К Эдуарду направился очаровательный пятнадцатилетний бой, весь в галунах, в ливрее цвета тыквы. Подойдя к маленькой «хонде», он открыл дверцу. Взял ключи от машины. Эдуард поднялся по ступенькам отеля, назвал свое имя портье и проследовал прямо в сад. Сев за столик под полуденным солнцем, он заказал стакан холодного кофе и почувствовал, что холод кофе, что усталость сейчас начнут одолевать его.
Он возмечтал о пушистом, толщиной не менее двух сантиметров, шерстяном пледе. Ему даже почудилось, что он касается ткани; на самом деле он мял в пальцах хлебные крошки.

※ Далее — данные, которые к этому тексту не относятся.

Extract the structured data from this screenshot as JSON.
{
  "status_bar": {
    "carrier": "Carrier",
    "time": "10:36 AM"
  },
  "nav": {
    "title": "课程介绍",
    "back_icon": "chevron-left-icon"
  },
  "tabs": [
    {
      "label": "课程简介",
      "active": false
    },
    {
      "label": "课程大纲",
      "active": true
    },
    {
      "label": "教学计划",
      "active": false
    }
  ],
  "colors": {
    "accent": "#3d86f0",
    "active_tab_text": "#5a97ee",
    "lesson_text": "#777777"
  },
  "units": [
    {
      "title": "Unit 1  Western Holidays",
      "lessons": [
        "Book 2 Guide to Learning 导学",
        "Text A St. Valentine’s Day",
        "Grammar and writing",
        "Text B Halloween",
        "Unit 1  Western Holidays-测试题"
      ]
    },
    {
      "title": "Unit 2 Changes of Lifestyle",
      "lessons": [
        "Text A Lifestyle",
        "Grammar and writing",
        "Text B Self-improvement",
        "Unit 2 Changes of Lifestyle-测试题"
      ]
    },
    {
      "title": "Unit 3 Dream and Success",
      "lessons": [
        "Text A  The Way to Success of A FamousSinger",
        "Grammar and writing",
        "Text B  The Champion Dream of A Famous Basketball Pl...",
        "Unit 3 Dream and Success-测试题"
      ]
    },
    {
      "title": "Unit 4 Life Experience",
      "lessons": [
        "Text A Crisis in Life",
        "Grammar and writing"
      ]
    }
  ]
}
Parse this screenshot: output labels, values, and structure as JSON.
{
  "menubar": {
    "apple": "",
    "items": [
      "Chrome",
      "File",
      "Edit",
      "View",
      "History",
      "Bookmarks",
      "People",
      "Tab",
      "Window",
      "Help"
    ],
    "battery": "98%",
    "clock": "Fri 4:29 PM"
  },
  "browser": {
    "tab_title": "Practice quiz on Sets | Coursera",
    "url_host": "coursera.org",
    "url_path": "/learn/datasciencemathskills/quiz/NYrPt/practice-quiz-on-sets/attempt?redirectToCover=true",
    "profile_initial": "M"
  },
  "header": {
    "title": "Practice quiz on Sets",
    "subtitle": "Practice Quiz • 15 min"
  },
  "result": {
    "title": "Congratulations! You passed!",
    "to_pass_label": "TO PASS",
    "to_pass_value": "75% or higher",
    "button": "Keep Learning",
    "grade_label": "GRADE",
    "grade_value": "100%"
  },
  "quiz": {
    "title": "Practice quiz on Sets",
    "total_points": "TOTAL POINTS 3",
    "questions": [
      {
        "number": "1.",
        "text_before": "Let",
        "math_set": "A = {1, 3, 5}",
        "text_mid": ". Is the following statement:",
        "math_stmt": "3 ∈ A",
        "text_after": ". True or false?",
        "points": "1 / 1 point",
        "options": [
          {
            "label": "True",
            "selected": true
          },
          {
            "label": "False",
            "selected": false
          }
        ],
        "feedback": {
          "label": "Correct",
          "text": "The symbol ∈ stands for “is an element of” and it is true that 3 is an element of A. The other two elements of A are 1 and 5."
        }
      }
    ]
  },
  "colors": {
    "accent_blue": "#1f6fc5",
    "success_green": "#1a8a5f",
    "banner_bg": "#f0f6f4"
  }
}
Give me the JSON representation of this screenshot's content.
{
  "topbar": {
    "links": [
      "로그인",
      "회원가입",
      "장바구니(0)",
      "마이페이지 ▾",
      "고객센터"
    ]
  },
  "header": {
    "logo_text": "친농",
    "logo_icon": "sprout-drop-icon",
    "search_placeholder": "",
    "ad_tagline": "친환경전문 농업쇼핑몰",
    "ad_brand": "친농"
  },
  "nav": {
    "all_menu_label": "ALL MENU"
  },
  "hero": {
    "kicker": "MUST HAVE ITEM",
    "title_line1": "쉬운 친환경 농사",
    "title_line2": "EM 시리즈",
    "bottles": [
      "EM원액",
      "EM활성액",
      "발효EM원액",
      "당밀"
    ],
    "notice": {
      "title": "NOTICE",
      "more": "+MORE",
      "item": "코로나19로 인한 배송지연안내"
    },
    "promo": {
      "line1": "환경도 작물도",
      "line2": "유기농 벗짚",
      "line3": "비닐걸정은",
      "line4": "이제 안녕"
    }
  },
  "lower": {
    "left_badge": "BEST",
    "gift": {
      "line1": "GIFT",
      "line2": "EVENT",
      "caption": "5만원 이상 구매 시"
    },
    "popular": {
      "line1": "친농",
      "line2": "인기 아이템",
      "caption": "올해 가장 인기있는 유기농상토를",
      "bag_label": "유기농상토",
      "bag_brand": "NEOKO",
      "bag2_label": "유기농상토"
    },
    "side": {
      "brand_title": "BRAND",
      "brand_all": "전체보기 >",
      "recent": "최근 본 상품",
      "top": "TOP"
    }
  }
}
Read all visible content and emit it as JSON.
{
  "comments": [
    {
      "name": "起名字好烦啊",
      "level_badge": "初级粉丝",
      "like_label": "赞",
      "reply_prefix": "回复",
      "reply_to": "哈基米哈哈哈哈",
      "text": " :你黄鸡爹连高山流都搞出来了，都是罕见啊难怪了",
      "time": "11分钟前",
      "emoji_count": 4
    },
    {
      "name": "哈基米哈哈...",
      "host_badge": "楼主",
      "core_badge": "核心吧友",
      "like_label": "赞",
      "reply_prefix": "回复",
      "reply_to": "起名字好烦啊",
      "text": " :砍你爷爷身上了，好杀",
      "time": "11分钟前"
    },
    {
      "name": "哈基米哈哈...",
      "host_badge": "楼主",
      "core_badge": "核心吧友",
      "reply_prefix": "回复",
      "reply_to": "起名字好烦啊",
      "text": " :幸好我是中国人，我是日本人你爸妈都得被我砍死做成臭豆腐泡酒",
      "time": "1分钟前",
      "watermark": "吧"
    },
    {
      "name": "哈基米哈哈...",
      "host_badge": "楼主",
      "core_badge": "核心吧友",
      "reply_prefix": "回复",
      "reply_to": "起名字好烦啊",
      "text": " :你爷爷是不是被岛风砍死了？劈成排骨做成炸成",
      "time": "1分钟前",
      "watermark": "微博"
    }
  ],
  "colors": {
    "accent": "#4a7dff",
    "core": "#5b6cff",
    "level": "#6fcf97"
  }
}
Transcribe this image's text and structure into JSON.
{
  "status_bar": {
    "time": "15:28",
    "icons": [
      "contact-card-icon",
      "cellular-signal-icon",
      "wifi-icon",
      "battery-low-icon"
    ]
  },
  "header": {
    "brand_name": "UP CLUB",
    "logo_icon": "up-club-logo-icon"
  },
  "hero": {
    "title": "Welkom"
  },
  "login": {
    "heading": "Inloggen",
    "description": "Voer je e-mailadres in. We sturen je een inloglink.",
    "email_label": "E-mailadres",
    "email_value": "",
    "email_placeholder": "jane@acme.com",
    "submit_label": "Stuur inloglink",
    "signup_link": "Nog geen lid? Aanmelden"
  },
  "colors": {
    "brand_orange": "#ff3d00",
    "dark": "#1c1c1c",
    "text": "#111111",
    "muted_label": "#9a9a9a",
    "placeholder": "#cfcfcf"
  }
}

Он ждал Маттео Фрире. Двумя днями раньше, в Париже, ему доставили традиционный букет: одна красная гвоздика, одиннадцать цветочков дельфиниума, девять белых тюльпанов. Так, на языке цветов, они сообщались друг с другом. Язык этот, между прочим, родившийся еще в античности, в данном случае приводил в отчаяние флористов, ибо воплощался, по их мнению, в совершенно кошмарных сочетаниях. Соблюдая установленную символику языка, эти букеты в то же время содержали три кратких закодированных послания – о деньгах, об отеле, где назначалась встреча, и о времени свидания. Каждый тюльпан подразумевал пять тысяч долларов (сумма, превышавшая сто тысяч долларов, обозначалась либо высоким гладиолусом, либо веткой тубероз). Девять тюльпанов говорили о том, что сделка будет заключена в пределах сорока пяти тысяч долларов (приблизительно двести семьдесят тысяч франков, то есть полветки тубероз), а процент с продажи составит около пяти тысяч четырехсот долларов. Одиннадцать мелких дельфиниумов называли время встречи. А одна красная гвоздика – старинный символ единения еще со времен революционеров Франции конца XVIII века – указывала таким оригинальным образом название отеля – «Франция».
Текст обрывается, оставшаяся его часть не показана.